La Bella Managua ceviche

ceviche

We went for a walk this beautiful morning, my beautiful wife and I – a long walk, westwards on College to Dufferin and up to Bloor and back again. Once upon a time we would have had a restaurant in mind as a destination but I’m beginning to understand that there’s more to life than food. Until you get hungry. Suddenly, it was a matter of some urgency to find a place offering sustenance and wine. We had passed through entire cuisines on our peripatetic perambulation – Chinese, Caplanskish, Italian, Portuguese, the global smorgasbord of Ossington, a passim proliferation of brunch places (but we have never been brunch people), Eritrean, Ethiopian, and were almost at Little Korea when we spotted La Bella Managua, a Nicaraguan restaurant at 872 Bloor Street West, just west of Grace. We went in.

In the old days, when I used to review restaurants for Toronto Life magazine, I would have described the place as “unpretentious” and readers would have understood precisely what to expect. But I would also have made mention that there were tablecloths on the tables (so unusual in these hipster times), polite and efficient service (ditto) and a cheerful colour scheme of yellow, white and blue. I had been there once before, years ago, when writing a column on Latin restaurants for the aforementioned city magazine, but La Bella Managua had not made the cut.
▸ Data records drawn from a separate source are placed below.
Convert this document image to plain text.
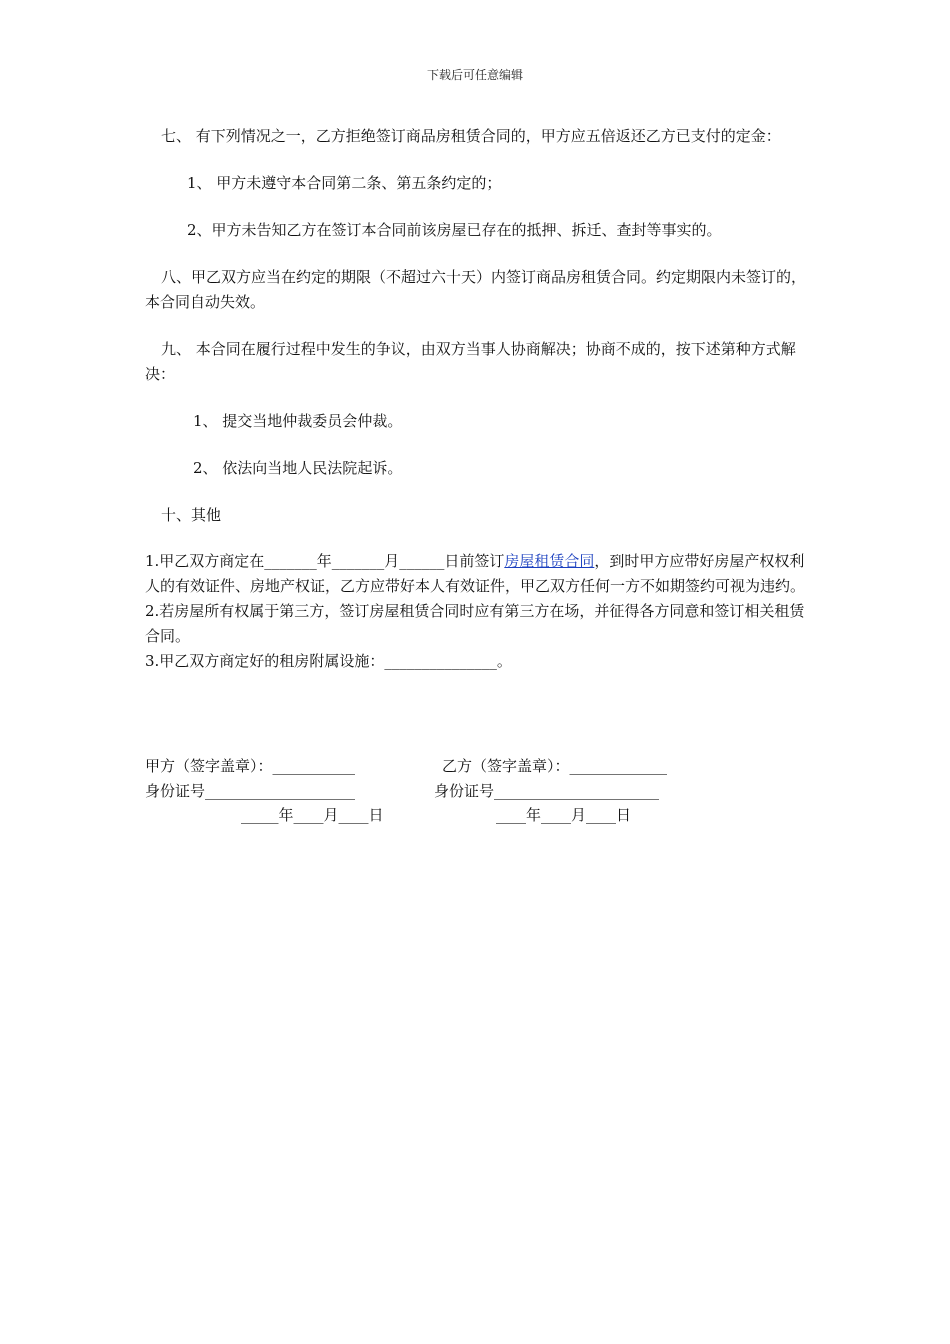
下载后可任意编辑

七、 有下列情况之一，乙方拒绝签订商品房租赁合同的，甲方应五倍返还乙方已支付的定金：

1、 甲方未遵守本合同第二条、第五条约定的；

2、甲方未告知乙方在签订本合同前该房屋已存在的抵押、拆迁、查封等事实的。

八、甲乙双方应当在约定的期限（不超过六十天）内签订商品房租赁合同。约定期限内未签订的，本合同自动失效。

九、 本合同在履行过程中发生的争议，由双方当事人协商解决；协商不成的，按下述第种方式解决：

1、 提交当地仲裁委员会仲裁。

2、 依法向当地人民法院起诉。

十、其他

1.甲乙双方商定在_______年_______月______日前签订房屋租赁合同，到时甲方应带好房屋产权权利人的有效证件、房地产权证，乙方应带好本人有效证件，甲乙双方任何一方不如期签约可视为违约。

2.若房屋所有权属于第三方，签订房屋租赁合同时应有第三方在场，并征得各方同意和签订相关租赁合同。

3.甲乙双方商定好的租房附属设施：_______________。

甲方（签字盖章）：___________	乙方（签字盖章）：_____________
身份证号____________________	身份证号______________________
_____年____月____日	____年____月____日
Walking in there this morning brought those far-off times flooding back! I remember that column. I had decided it would be hilariously funny if I pretended to the reader that I had misunderstood the assignment and had therefore gone to Opus, Splendido, Terra, Ultra, Edo, Grano, IV Lounge (you get the joke by now?), Ampeli, Bella Vista, Centro, Citrus, Domani, Ferro, Flava, Insomnia, Messis, Musa, Oro, Serra, Sono, Teatro, Tempo, and Veni Vidi Vici! Restaurants with Latin names!!! Hahahahahahahahaha!!! But it was not to be. John Macfarlane was polite but firm. No. Our Latin category meant something else. As I very well knew.

Good times.

Anyway. This morning… Wendy and I sat down and ordered the mixed house ceviche that you see in the photograph above. It was really good. Okay, we were hungry, but it was very well done. Shrimp and whitefish chopped up with raw onion, red and green pepper, cilantro and a marinade of acid and mild chili heat suspended in a sort of V8- or tomato juice-enriched dressing. The balance was beautifully judged – and balance is everything in a ceviche. I recall a trip to New York, 12 years ago, to taste the ceviche Douglas Rodriguez was serving at some wacko outlet called Chicama, in the ABC Carpet & Home department store. I had eaten Rodriguez’s cooking before at Yuca in Miama and loved the exuberant Cuban-American vibe. His New York ceviche was awesome – easily the best thing on the menu. It was Peruvian style, made to order from finely chopped raw scallops, shrimp, octopus, calamari and peppers bathed in a startlingly tart marinade of citrus juices, saffron and chilies, served in a martini glass. Acid and heat battled it out while the sweet tastes of the seafood slipped quietly by. It would have been the ultimate Platonic ceviche except that they overdid the chili heat. It’s hard to appreciate balance when your tongue is literally being dissolved by C18H27NO3.

And here in Toronto I have had truly great ceviche from Claudio Aprile over the years, and some almost-as-good dishes from El Fogon, where they salt the whitefish then marinate it for a few hours in lemon juice and serve it (oh so authentically Peruvianly) with big chunks of potato and corn on the cob, chopped onion and cilantro.

As I was trying to say, the mixed ceviche at La Bella Managua is another good one. It’s daintily served in a pretty modern bowl, with a heap of greaseless fried plantain chips, a polite but authoritative side of avocado, garnishes of raw tomato and lemon (if you want to add more acid) and a bottle of green El Yucateco habanero sauce (if you want to rev up the capsaicin). Would I fly to New york to taste it?  Not any more. That is no longer my mandate. But it’s much more fun than yer average, eggy Toronto brunch.